# Recent Pics of my SE-R!



## FloridaSR20 (Sep 14, 2003)

I hope you enjoy!


----------



## Shawn (Sep 18, 2002)

Looks nice! Got the t-shirt there to cover the dirty fluid tanks???? 

Looks good man


----------



## Hatchetrun (Dec 31, 2003)

where u get the side skirts... im looking for my 93 b13


----------



## mrRICEguy (Jan 1, 2004)

i used to not like b13s....but lookin at ur car makes me want one now...damn im feelin it....goood job!


----------



## sno (Oct 4, 2002)

very nice. what kind of gauge is that under the hood? oil pressure?


----------



## dry (Oct 21, 2002)

nice lookin classic, what numbers is it puttin down?


----------



## OneFastStanza (Mar 6, 2003)

Looks good :thumbup:


----------



## 94sentragtr (Jan 5, 2004)

wow bro....how much did the grill,bumper,amber lenses, and skirts cost you?

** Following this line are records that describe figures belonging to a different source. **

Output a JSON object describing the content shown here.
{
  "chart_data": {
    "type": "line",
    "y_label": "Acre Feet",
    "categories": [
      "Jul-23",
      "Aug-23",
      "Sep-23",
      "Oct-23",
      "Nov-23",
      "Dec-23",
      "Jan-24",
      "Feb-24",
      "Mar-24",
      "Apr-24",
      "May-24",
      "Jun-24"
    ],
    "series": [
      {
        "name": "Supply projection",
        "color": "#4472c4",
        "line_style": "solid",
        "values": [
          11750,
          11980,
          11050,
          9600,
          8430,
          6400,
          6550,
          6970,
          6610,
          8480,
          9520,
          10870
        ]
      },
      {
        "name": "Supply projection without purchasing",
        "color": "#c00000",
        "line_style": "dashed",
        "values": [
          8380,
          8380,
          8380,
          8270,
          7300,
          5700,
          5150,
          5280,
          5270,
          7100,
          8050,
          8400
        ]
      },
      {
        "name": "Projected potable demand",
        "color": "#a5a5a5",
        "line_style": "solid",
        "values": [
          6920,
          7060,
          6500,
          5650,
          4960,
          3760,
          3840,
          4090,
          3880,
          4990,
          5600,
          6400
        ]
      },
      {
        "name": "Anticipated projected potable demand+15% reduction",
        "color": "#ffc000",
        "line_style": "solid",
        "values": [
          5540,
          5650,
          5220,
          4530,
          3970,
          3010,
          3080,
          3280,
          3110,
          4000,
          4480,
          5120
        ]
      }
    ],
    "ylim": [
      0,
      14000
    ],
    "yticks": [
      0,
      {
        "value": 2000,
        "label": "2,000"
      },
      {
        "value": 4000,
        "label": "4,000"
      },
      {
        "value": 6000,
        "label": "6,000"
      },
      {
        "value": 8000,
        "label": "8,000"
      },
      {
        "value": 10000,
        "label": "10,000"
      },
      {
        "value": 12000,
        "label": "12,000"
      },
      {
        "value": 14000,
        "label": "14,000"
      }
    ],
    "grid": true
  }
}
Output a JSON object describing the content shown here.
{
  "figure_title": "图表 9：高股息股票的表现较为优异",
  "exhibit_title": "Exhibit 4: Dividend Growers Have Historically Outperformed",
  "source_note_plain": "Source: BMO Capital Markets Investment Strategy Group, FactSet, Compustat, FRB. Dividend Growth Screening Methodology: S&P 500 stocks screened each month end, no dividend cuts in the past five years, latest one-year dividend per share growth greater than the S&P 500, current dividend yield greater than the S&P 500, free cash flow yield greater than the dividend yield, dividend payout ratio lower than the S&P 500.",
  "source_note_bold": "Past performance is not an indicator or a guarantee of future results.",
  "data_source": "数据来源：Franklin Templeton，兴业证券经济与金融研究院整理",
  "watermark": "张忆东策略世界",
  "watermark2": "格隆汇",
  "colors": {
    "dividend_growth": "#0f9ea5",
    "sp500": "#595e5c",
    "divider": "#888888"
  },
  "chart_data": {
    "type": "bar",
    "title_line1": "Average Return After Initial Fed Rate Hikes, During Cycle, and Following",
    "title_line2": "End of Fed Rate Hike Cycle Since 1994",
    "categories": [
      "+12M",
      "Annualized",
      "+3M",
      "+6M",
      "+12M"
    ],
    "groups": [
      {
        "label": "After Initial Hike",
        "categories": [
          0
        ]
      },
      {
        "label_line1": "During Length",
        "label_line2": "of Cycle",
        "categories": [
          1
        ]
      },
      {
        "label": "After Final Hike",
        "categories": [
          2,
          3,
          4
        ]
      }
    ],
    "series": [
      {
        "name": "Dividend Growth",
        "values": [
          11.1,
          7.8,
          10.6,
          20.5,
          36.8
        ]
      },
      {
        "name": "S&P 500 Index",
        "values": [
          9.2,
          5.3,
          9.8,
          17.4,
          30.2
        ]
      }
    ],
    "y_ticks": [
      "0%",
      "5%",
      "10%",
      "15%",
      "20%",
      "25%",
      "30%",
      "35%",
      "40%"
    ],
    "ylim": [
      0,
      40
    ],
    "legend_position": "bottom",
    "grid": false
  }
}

I mean that as like separately lol. plz reply i want sum myself! lataz


----------



## wickedsr20 (Aug 8, 2002)

Your car is still as tight as ever.


----------



## Rathi134 (Jul 11, 2003)

i love that body style so much, and the color, and everything else. incredible car!


----------



## MSTH8TDMAX23 (Dec 1, 2003)

i dont have a sentra but, urs looks real neat. :cheers:


----------



## se_nismo (Sep 17, 2002)

rob the b13 is looking good! :thumbup:


----------



## NotAnotherHonda (Aug 7, 2003)

sprayin huh?


----------



## B14kid (Nov 18, 2003)

Nice wheels (I have the same)


----------



## zmegone (Jun 1, 2003)

tight ride keep up the good work :thumbup:


----------



## RED_DET (Jan 5, 2003)

Sweet ride!!. I love the look of the sunny front end. Where did you pick yours up at?


----------